Celia Kung, data pipeline manager at LinkedIn, talked about Brooklin at the 2019 QCon. Brooklin is a streaming data pipeline service to propagate data from various source systems to different destination systems. It can run several thousand streams at the same time within the same cluster. Additionally, each of these data streams can be individually configured and dynamically provisioned.
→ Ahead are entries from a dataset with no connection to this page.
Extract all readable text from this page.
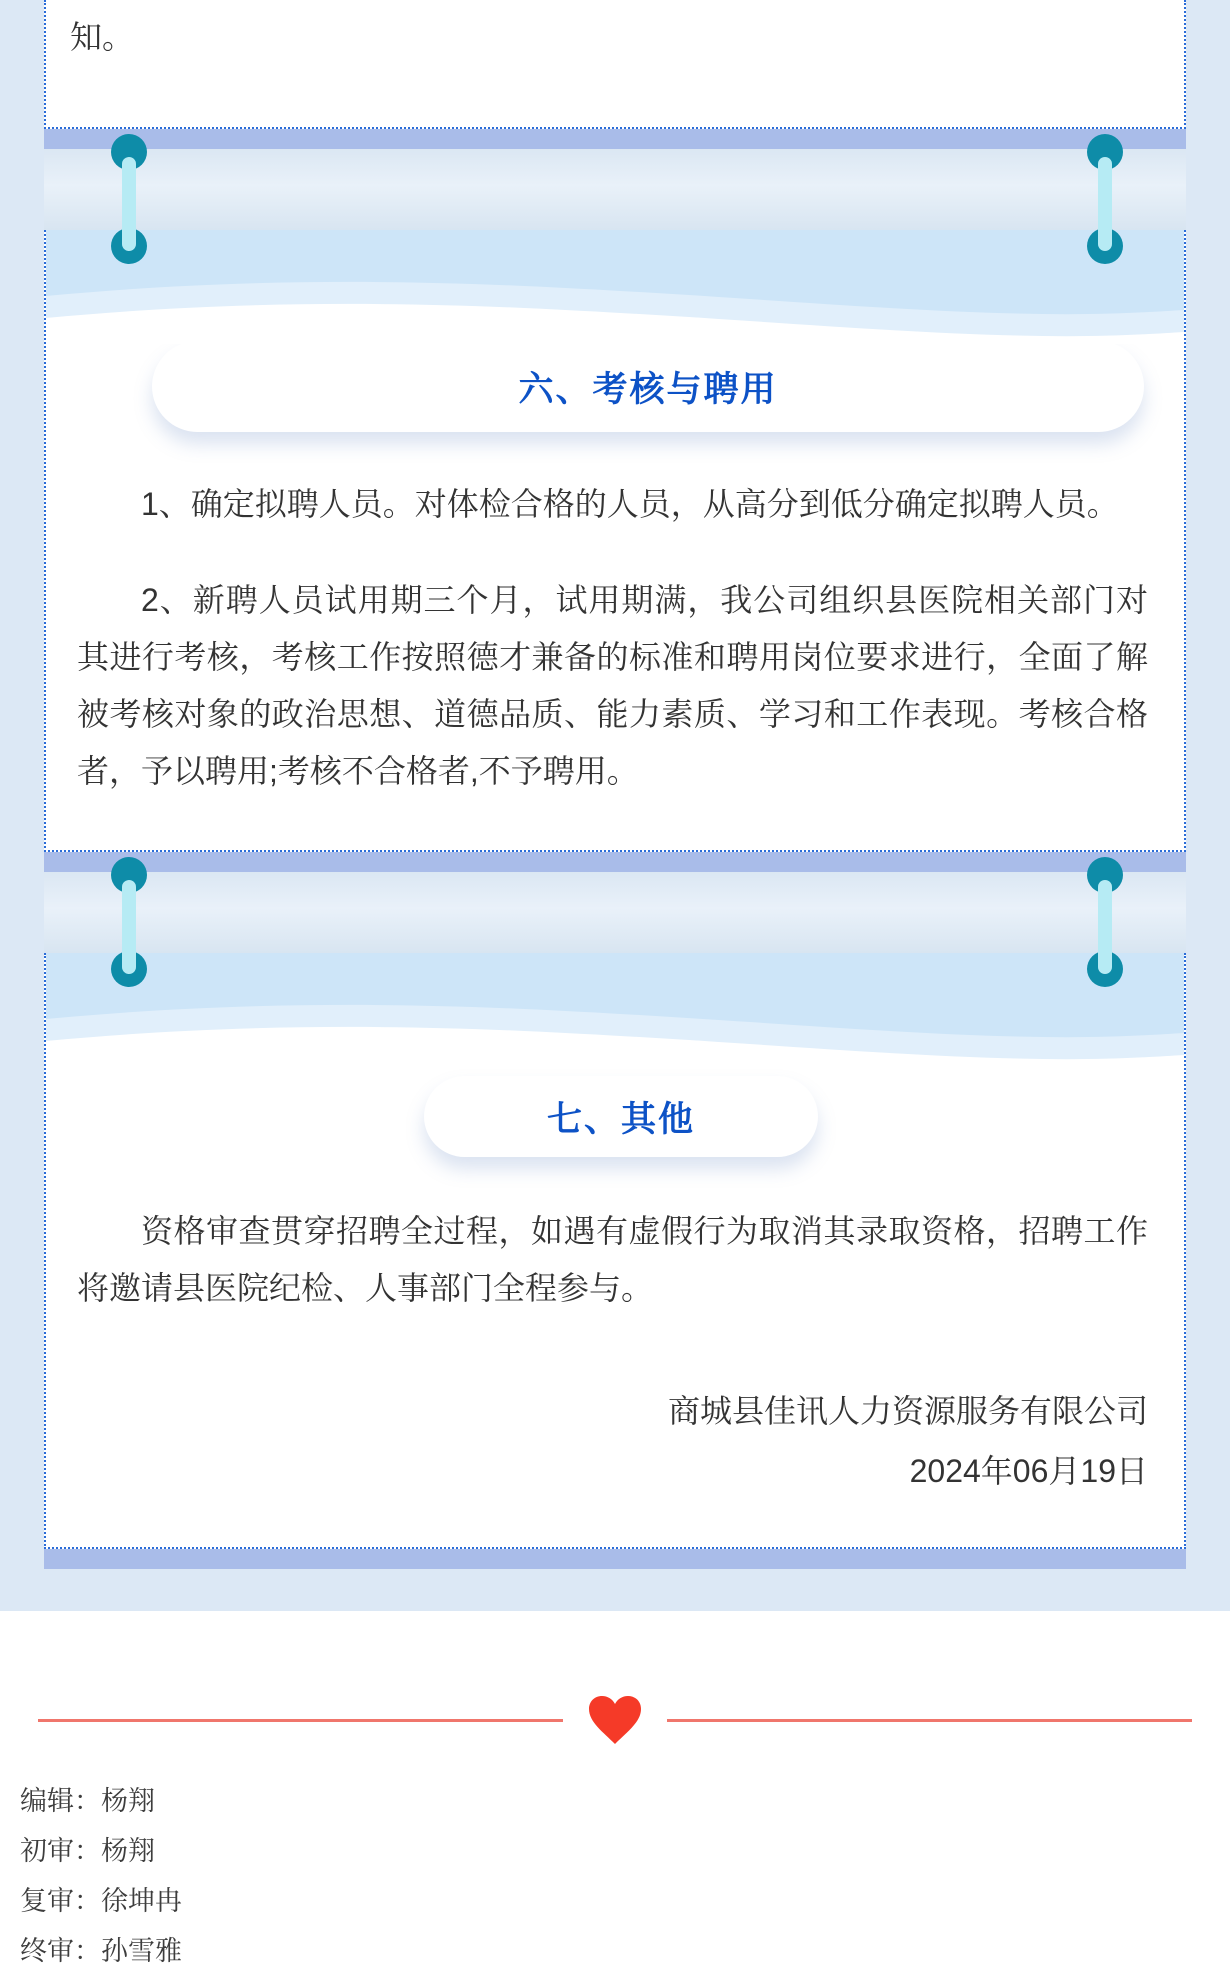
知。
六、考核与聘用

1、确定拟聘人员。对体检合格的人员，从高分到低分确定拟聘人员。

2、新聘人员试用期三个月，试用期满，我公司组织县医院相关部门对其进行考核，考核工作按照德才兼备的标准和聘用岗位要求进行，全面了解被考核对象的政治思想、道德品质、能力素质、学习和工作表现。考核合格者，予以聘用;考核不合格者,不予聘用。

七、其他

资格审查贯穿招聘全过程，如遇有虚假行为取消其录取资格，招聘工作将邀请县医院纪检、人事部门全程参与。

商城县佳讯人力资源服务有限公司
2024年06月19日
编辑：杨翔
初审：杨翔
复审：徐坤冉
终审：孙雪雅
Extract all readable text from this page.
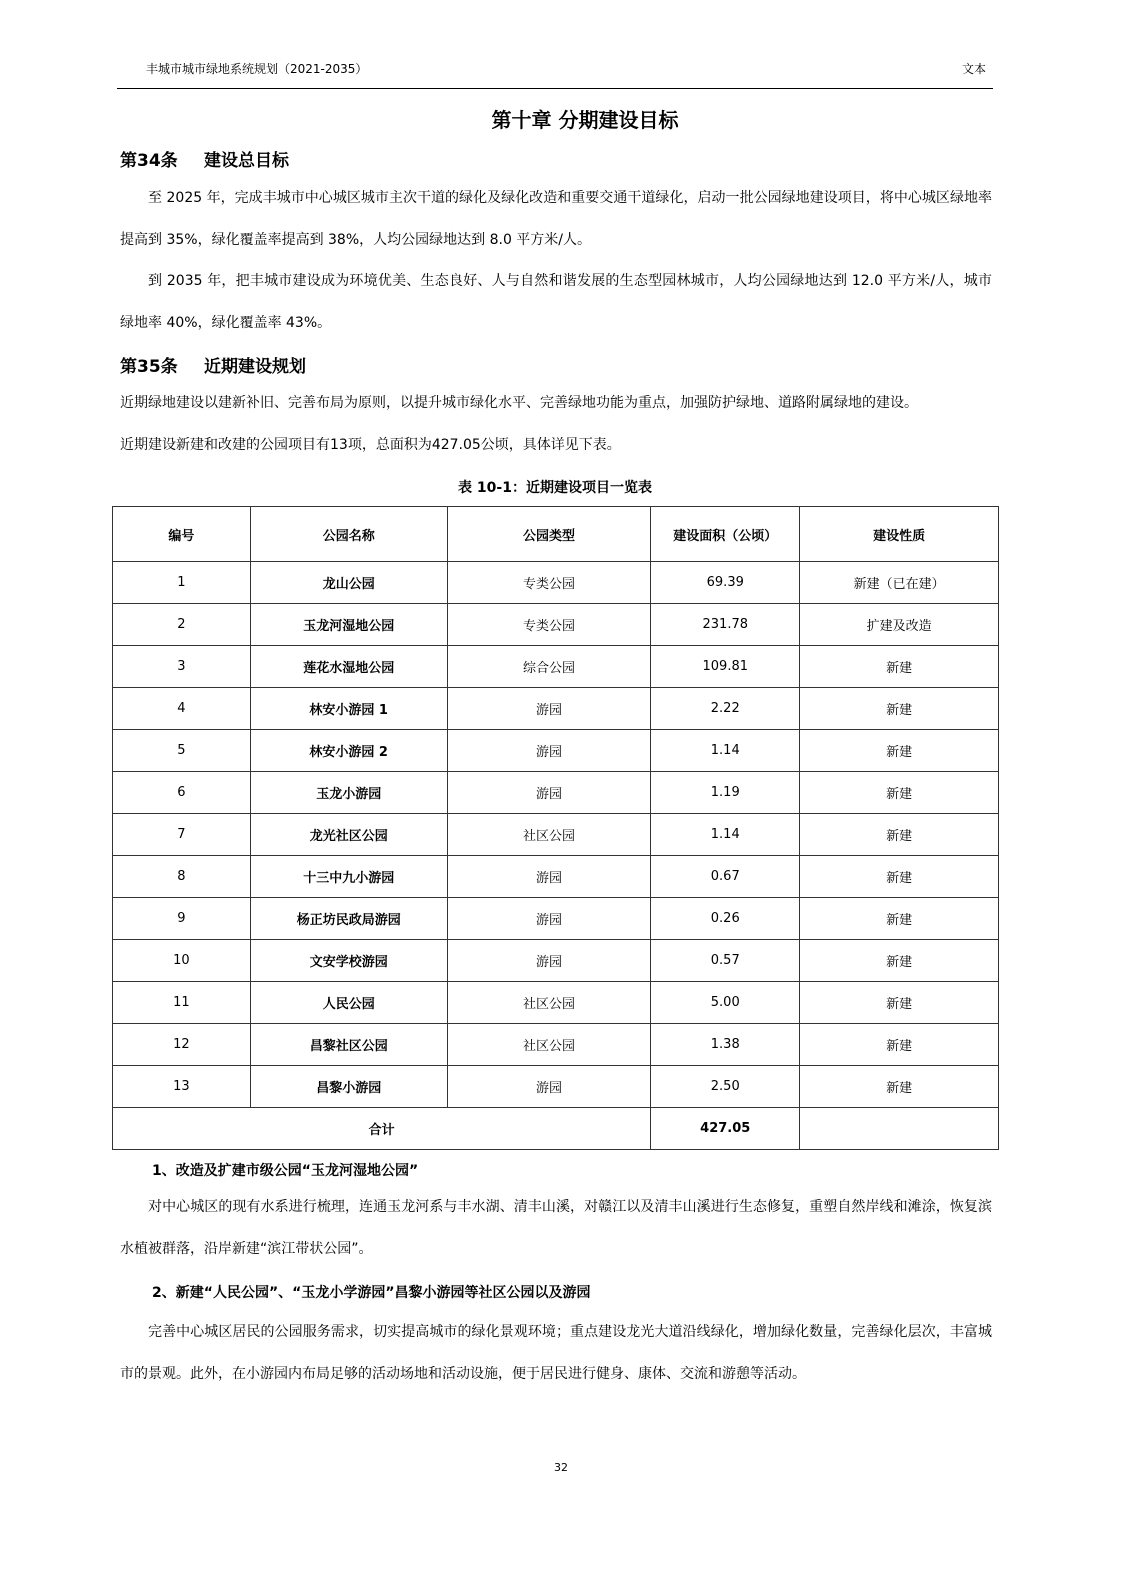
丰城市城市绿地系统规划（2021-2035）	文本
第十章 分期建设目标
第34条 建设总目标

至 2025 年，完成丰城市中心城区城市主次干道的绿化及绿化改造和重要交通干道绿化，启动一批公园绿地建设项目，将中心城区绿地率提高到 35%，绿化覆盖率提高到 38%，人均公园绿地达到 8.0 平方米/人。

到 2035 年，把丰城市建设成为环境优美、生态良好、人与自然和谐发展的生态型园林城市，人均公园绿地达到 12.0 平方米/人，城市绿地率 40%，绿化覆盖率 43%。

第35条 近期建设规划

近期绿地建设以建新补旧、完善布局为原则，以提升城市绿化水平、完善绿地功能为重点，加强防护绿地、道路附属绿地的建设。

近期建设新建和改建的公园项目有13项，总面积为427.05公顷，具体详见下表。

表 10-1：近期建设项目一览表
编号	公园名称	公园类型	建设面积（公顷）	建设性质
1	龙山公园	专类公园	69.39	新建（已在建）
2	玉龙河湿地公园	专类公园	231.78	扩建及改造
3	莲花水湿地公园	综合公园	109.81	新建
4	林安小游园 1	游园	2.22	新建
5	林安小游园 2	游园	1.14	新建
6	玉龙小游园	游园	1.19	新建
7	龙光社区公园	社区公园	1.14	新建
8	十三中九小游园	游园	0.67	新建
9	杨正坊民政局游园	游园	0.26	新建
10	文安学校游园	游园	0.57	新建
11	人民公园	社区公园	5.00	新建
12	昌黎社区公园	社区公园	1.38	新建
13	昌黎小游园	游园	2.50	新建
合计			427.05	
1、改造及扩建市级公园“玉龙河湿地公园”

对中心城区的现有水系进行梳理，连通玉龙河系与丰水湖、清丰山溪，对赣江以及清丰山溪进行生态修复，重塑自然岸线和滩涂，恢复滨水植被群落，沿岸新建“滨江带状公园”。

2、新建“人民公园”、“玉龙小学游园”昌黎小游园等社区公园以及游园

完善中心城区居民的公园服务需求，切实提高城市的绿化景观环境；重点建设龙光大道沿线绿化，增加绿化数量，完善绿化层次，丰富城市的景观。此外，在小游园内布局足够的活动场地和活动设施，便于居民进行健身、康体、交流和游憩等活动。

32
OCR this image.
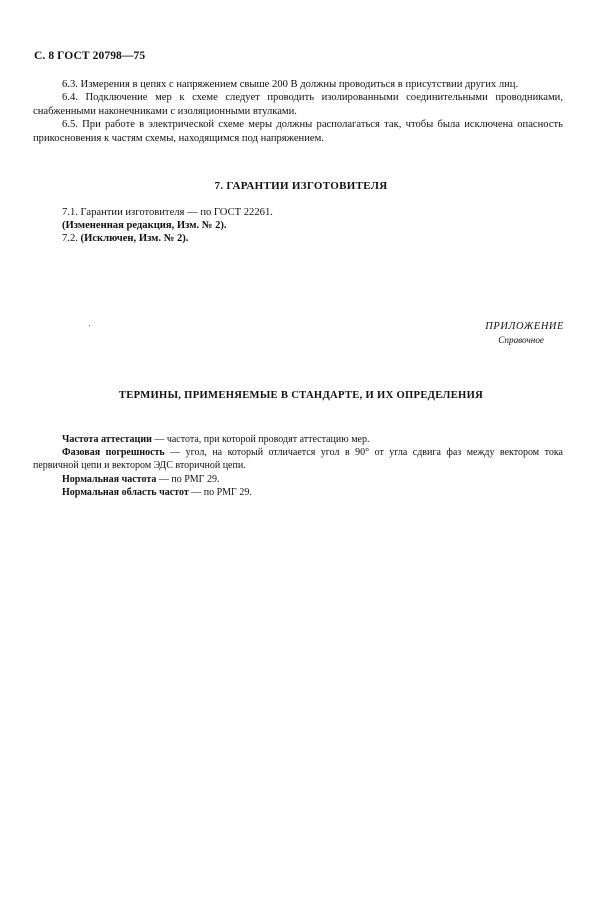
С. 8 ГОСТ 20798—75

6.3. Измерения в цепях с напряжением свыше 200 В должны проводиться в присутствии других лиц.

6.4. Подключение мер к схеме следует проводить изолированными соединительными проводниками, снабженными наконечниками с изоляционными втулками.

6.5. При работе в электрической схеме меры должны располагаться так, чтобы была исключена опасность прикосновения к частям схемы, находящимся под напряжением.

7. ГАРАНТИИ ИЗГОТОВИТЕЛЯ
7.1. Гарантии изготовителя — по ГОСТ 22261.
(Измененная редакция, Изм. № 2).
7.2. (Исключен, Изм. № 2).
ПРИЛОЖЕНИЕ
Справочное
ТЕРМИНЫ, ПРИМЕНЯЕМЫЕ В СТАНДАРТЕ, И ИХ ОПРЕДЕЛЕНИЯ

Частота аттестации — частота, при которой проводят аттестацию мер.

Фазовая погрешность — угол, на который отличается угол в 90° от угла сдвига фаз между вектором тока первичной цепи и вектором ЭДС вторичной цепи.

Нормальная частота — по РМГ 29.

Нормальная область частот — по РМГ 29.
Brooklyn allows the user to configure pipelines to enforce policies and manage data in one centralised location.
“Every time you want to bring up a pipeline that moves data from A to B, you simply need to just make a call to our Brooklin service, and we will provide that dynamically, without needing to modify a bunch of config files, and then deploy to the cluster,” Kung explained.
3. ETL/Ad-hoc querying languages
- Spark SQL/Scala
- Hive SQL
4. Metric framework: LinkedIn uses Unified Metrics/Dimension Platforms, a common platform to develop, maintain, and manage metric datasets. It enhances the governance by allowing any engineer to build their metric dataset use case within the centralised platform.
5. Reporting: Retina is LinkedIn’s internally developed reporting platform for data visualisation needs and supporting complex use cases, such as DED.
The team migrated DED datasets and flows to the new technologies and open systems such as Hadoop, Azkaban, and UMP/UDP enabled decentralised dataset development within LinkedIn. It allowed them to switch the one team bottleneck metric dataset development by consolidating the bloated DWH into fewer sources of truth datasets. This resulted in the team serving DED metrics using only one-third as many datasets, leading to greater leverage, data consistency and better governance.
The team automated this process by sending the DED report from whichever cluster first completed the entire report generation and enabled an active-active set-up on the two production Hadoop clusters. In addition, through cross-cluster rollouts and a canary for testing changes, the team ensured the stability of DED amidst data flow.
The team uses various strategies based on factors like underlying technology and infrastructure to develop the long-running flows. For instance, long-running data flow written in Pig migrated to Spark for a runtime improvement. The storage format of upstream data was converted from Avro to a columnar format for a 2.4X runtime improvement.
Lastly, to prevent fluctuations in Hadoop clusters and prevent the nodes from bottlenecking on the system resources, the team added monitoring tools. These enable the platform and engineers to isolate system issues from performance issues.
“The scope of this is far beyond just delivering a dashboard in our executives’ inboxes by 5:00 a.m., but rather codifying and pushing for best practices in ETL development and maintenance,” according to Jennifer Zheng. “By setting an example, other critical data pipelines have modelled after DED in high availability and disaster recovery through active-active and redundant set-ups.”